Марья Трофимовна было посопротивлялась ему, требуя попробовать еще раз да еще, но, в общем-то, ясно было — без смысла все, и сдалась.
— Ну, хорош так хорош, — сказала она. И забрала у Игната Трофимыча миксер. — Дай я его там тряпочкой вытру. Чтобы, не дай бог, не осталось чего.
— Вытри, — согласился Игнат Трофимыч. — Правильно.
— Утро вечера мудренее, — подвела итог Марья Трофимовна. — Утром, глядишь, чего-нибудь новое в голову стукнет.
5
Евдокия Порфирьевна уж давно бы легла спать, в нетерпении постели переоделась уже в ночную рубаху, открыла одеяло, взбила подушку, но не ложилась, все ходила по дому, отыскивая себе то одно дело, то другое, — ждала Марью Трофимовну.
— Ну мелют, ну мелют, — в раздраженном недовольстве бормотала она себе под нос время от времени. — Тонны у них там, что ли… Кофе они мелют… растворимый!
Прав был Игнат Трофимыч, удивляясь неожиданной ее отзывчивости. Хотя и готова была Евдокия Порфирьевна поверить, что в том пайке может быть такой растворимый кофе, что нужно молоть, однако же самой Марье Трофимовне она не верила — не верила, что кофе им понадобилось варить! — видела она старуху насквозь, до дна, всю ее немудреную хитрость, и врожденный профессиональный нюх подсказывал ей по виду Марьи Трофимовны, что необычное что-то собрались они молоть, что-то особое, оттого и дала, что любопытство оказалось сильнее.
Поздние сумерки были уже на улице, фонари зажглись на столбах, когда, наконец, в окно с фасаду тюкнули слабенько.
Евдокия Порфирьевна всунула ноги в уличные чуни и выскочила к калитке.
— Ты, Трофимовна, что ли?
— Я, я, — отозвалась с улицы та. — Прими. А то спустила, поди, Верного-то.

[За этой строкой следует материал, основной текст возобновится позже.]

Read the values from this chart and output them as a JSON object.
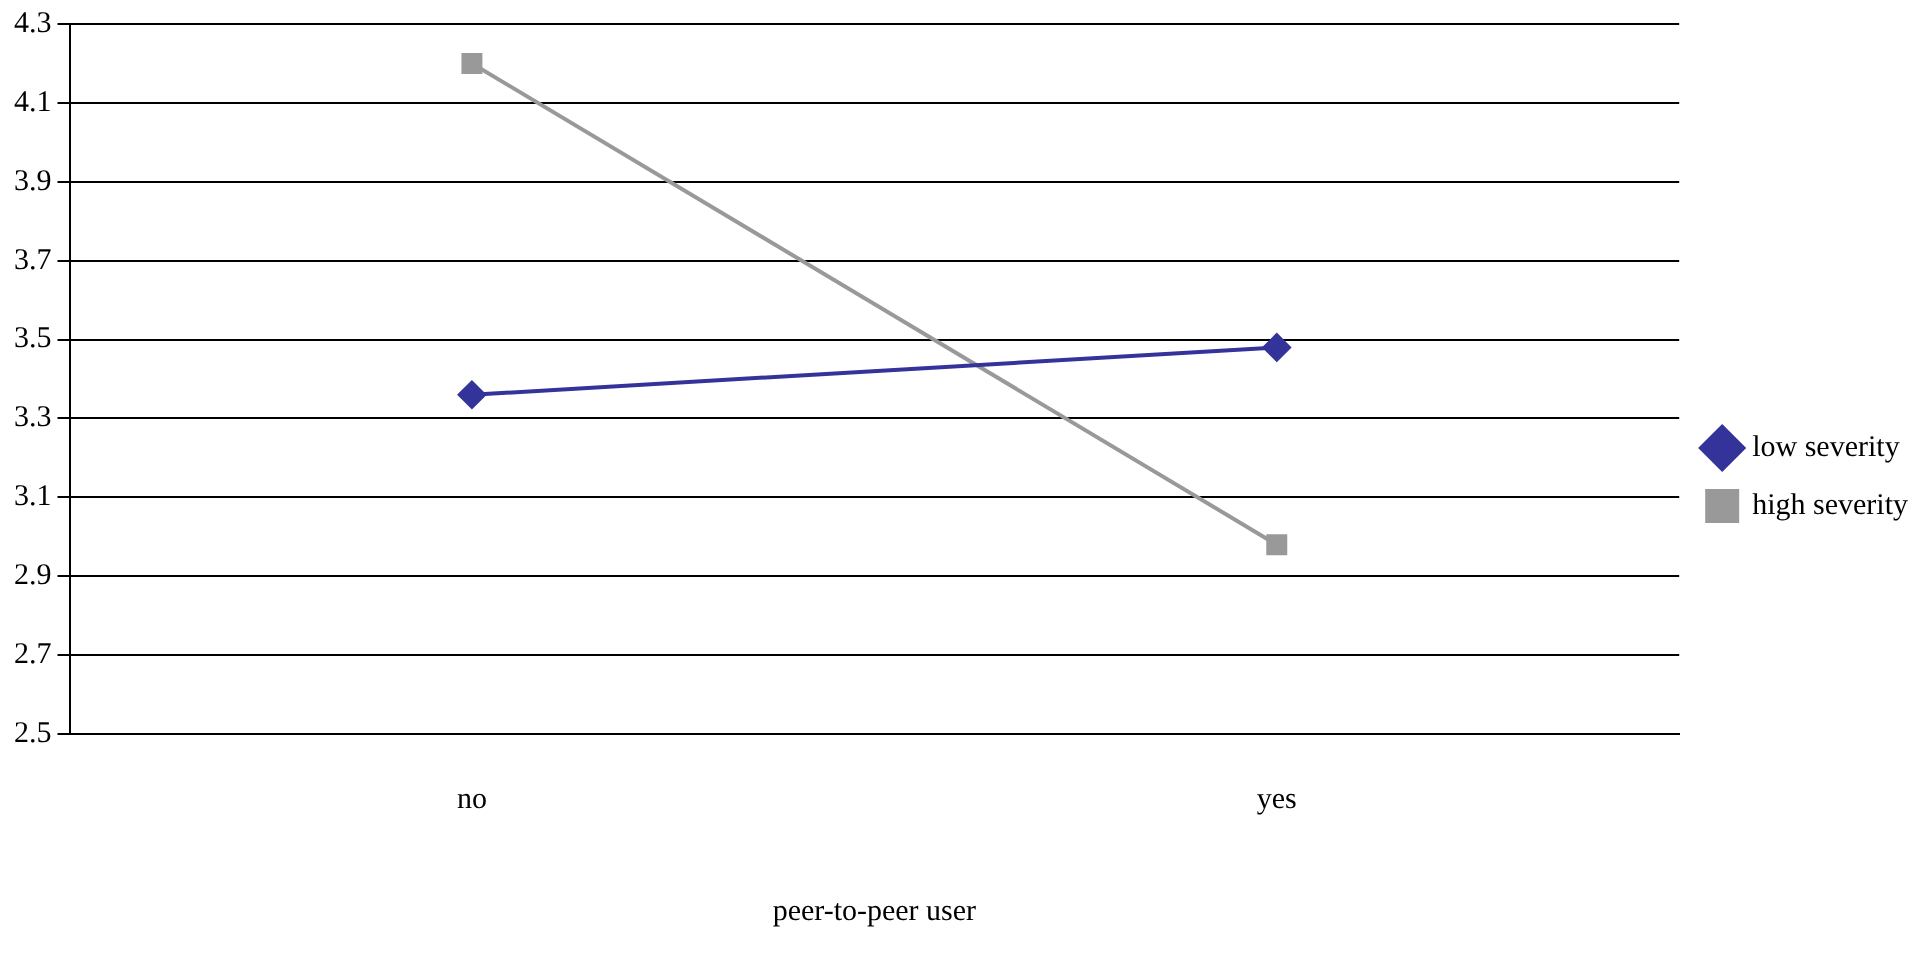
{
  "chart_data": {
    "type": "line",
    "xlabel": "peer-to-peer user",
    "categories": [
      "no",
      "yes"
    ],
    "series": [
      {
        "name": "low severity",
        "color": "#333399",
        "marker": "diamond",
        "values": [
          3.36,
          3.48
        ]
      },
      {
        "name": "high severity",
        "color": "#999999",
        "marker": "square",
        "values": [
          4.2,
          2.98
        ]
      }
    ],
    "ylim": [
      2.5,
      4.3
    ],
    "yticks": [
      2.5,
      2.7,
      2.9,
      3.1,
      3.3,
      3.5,
      3.7,
      3.9,
      4.1,
      4.3
    ],
    "grid": "y",
    "legend": "right",
    "line_style": "solid"
  }
}
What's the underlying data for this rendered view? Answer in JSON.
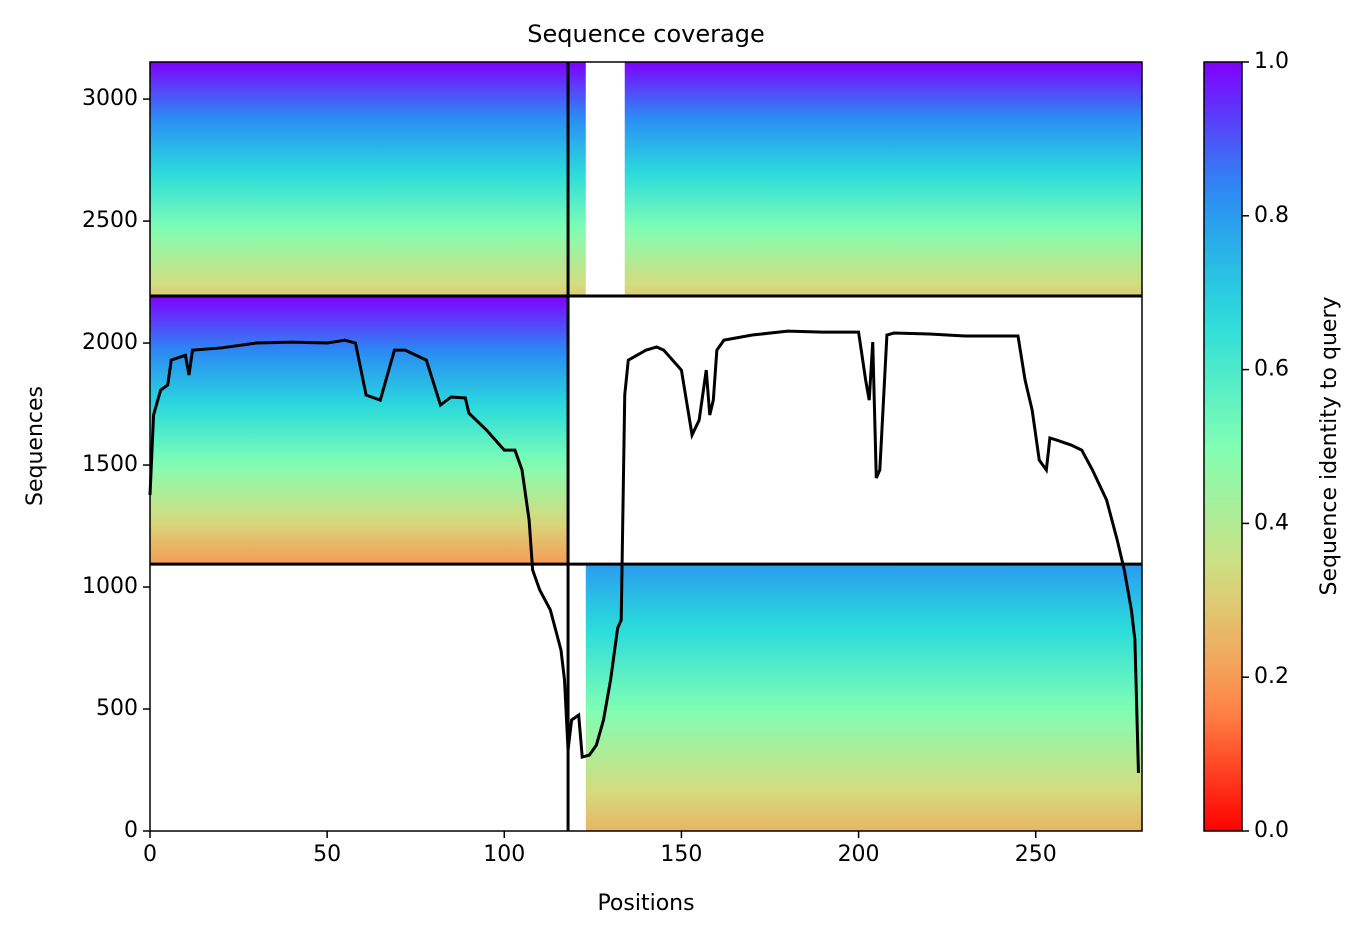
{
  "chart_data": {
    "type": "coverage",
    "title": "Sequence coverage",
    "x_label": "Positions",
    "y_label": "Sequences",
    "colorbar_label": "Sequence identity to query",
    "xlim": [
      0,
      280
    ],
    "xticks": [
      0,
      50,
      100,
      150,
      200,
      250
    ],
    "ylim": [
      0,
      3152
    ],
    "yticks": [
      0,
      500,
      1000,
      1500,
      2000,
      2500,
      3000
    ],
    "clim": [
      0,
      1
    ],
    "cticks": [
      {
        "value": 0,
        "label": "0.0"
      },
      0.2,
      0.4,
      0.6,
      0.8,
      {
        "value": 1,
        "label": "1.0"
      }
    ],
    "colorscale": [
      "#ff0000",
      "#ff8c4a",
      "#d4dc7f",
      "#80feb3",
      "#2adcdc",
      "#2a8cf4",
      "#8000ff"
    ],
    "blocks": [
      {
        "x": [
          0,
          123
        ],
        "y": [
          2193,
          3152
        ],
        "identity": [
          0.3,
          1.0
        ]
      },
      {
        "x": [
          134,
          280
        ],
        "y": [
          2193,
          3152
        ],
        "identity": [
          0.3,
          1.0
        ]
      },
      {
        "x": [
          0,
          118
        ],
        "y": [
          1094,
          2193
        ],
        "identity": [
          0.2,
          1.0
        ]
      },
      {
        "x": [
          123,
          280
        ],
        "y": [
          0,
          1094
        ],
        "identity": [
          0.25,
          0.8
        ]
      }
    ],
    "boundaries_x": [
      118
    ],
    "boundaries_y": [
      1094,
      2193
    ],
    "line_color": "#000000",
    "x": [
      0,
      1,
      3,
      5,
      6,
      10,
      11,
      12,
      20,
      30,
      40,
      50,
      55,
      58,
      61,
      65,
      67,
      69,
      72,
      78,
      82,
      85,
      89,
      90,
      95,
      100,
      103,
      105,
      107,
      108,
      110,
      113,
      116,
      117,
      118,
      119,
      121,
      122,
      124,
      126,
      128,
      130,
      132,
      133,
      134,
      135,
      140,
      143,
      145,
      150,
      153,
      155,
      157,
      158,
      159,
      160,
      162,
      170,
      180,
      190,
      200,
      202,
      203,
      204,
      205,
      206,
      208,
      210,
      220,
      230,
      245,
      247,
      249,
      251,
      253,
      254,
      256,
      260,
      263,
      266,
      270,
      273,
      275,
      277,
      278,
      279
    ],
    "values": [
      1377,
      1705,
      1807,
      1828,
      1930,
      1950,
      1869,
      1971,
      1980,
      2000,
      2004,
      2000,
      2012,
      2000,
      1787,
      1766,
      1869,
      1971,
      1971,
      1930,
      1746,
      1779,
      1775,
      1713,
      1643,
      1561,
      1561,
      1480,
      1275,
      1070,
      988,
      906,
      742,
      619,
      332,
      455,
      475,
      303,
      311,
      352,
      455,
      619,
      832,
      865,
      1787,
      1930,
      1971,
      1984,
      1971,
      1889,
      1623,
      1684,
      1889,
      1705,
      1766,
      1971,
      2012,
      2033,
      2049,
      2045,
      2045,
      1848,
      1766,
      2004,
      1447,
      1480,
      2033,
      2041,
      2037,
      2029,
      2029,
      1848,
      1725,
      1520,
      1480,
      1611,
      1602,
      1582,
      1561,
      1480,
      1357,
      1193,
      1070,
      906,
      783,
      238
    ]
  }
}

— Ну, намололи? — не осилив жадности в голосе, хотя и старалась изо всех сил равнодушно, спросила Евдокия Порфирьевна, открыв калитку.
— Спасибо, милая, спасибо, — угодливо поклонилась старуха, подавая миксер. До чего угодливо поклонилась — чистая безбилетщина, откровенная! — Помололи, хорошо помололи.
— Попили?
— Чего?
— Ну растворимого-то!
— А-а! — поняла старуха и так прямо вся и встрепетала. Безбилетщина поганая. — Попили, Дуся, попили.
— А чего ж не принесла-то, не угостила?
Старуха потерялась.
— Дак… а это… мало совсем было… вышли все, еще и не хватило…
— Целую банку?
— Целую банку, ага, — послушно согласилась старуха с нелепым предположением Евдокии Порфирьевны и, ничего не говоря больше, не попрощавшись даже, рванула от калитки в свою сторону — точь-в-точь «заяц», бросившийся к открытой двери.
— У меня не уйдешь! У меня никто не уходит, — и сама чуть не бегом, чуни лишь и мешали бежать, направляясь с миксером в дом, приговаривала сквозь зубы Евдокия Порфирьевна. — Ишь, дернула!
Спеша, не закрыв как следует двери, она подсунулась с миксером под свет настольной лампы и, сняв крышку, тщательно оглядела ту, а потом и камеру. Но и свод крышки, и камера с ножом — все было девственно чисто, сияло стерильной изначальной белизной. Евдокия Порфирьевна наклонила миксер, заглянув под нож с одной стороны, с другой, послюнявила палец, провела им по валу, на который нож был насажен, — на палец ничего не налипло.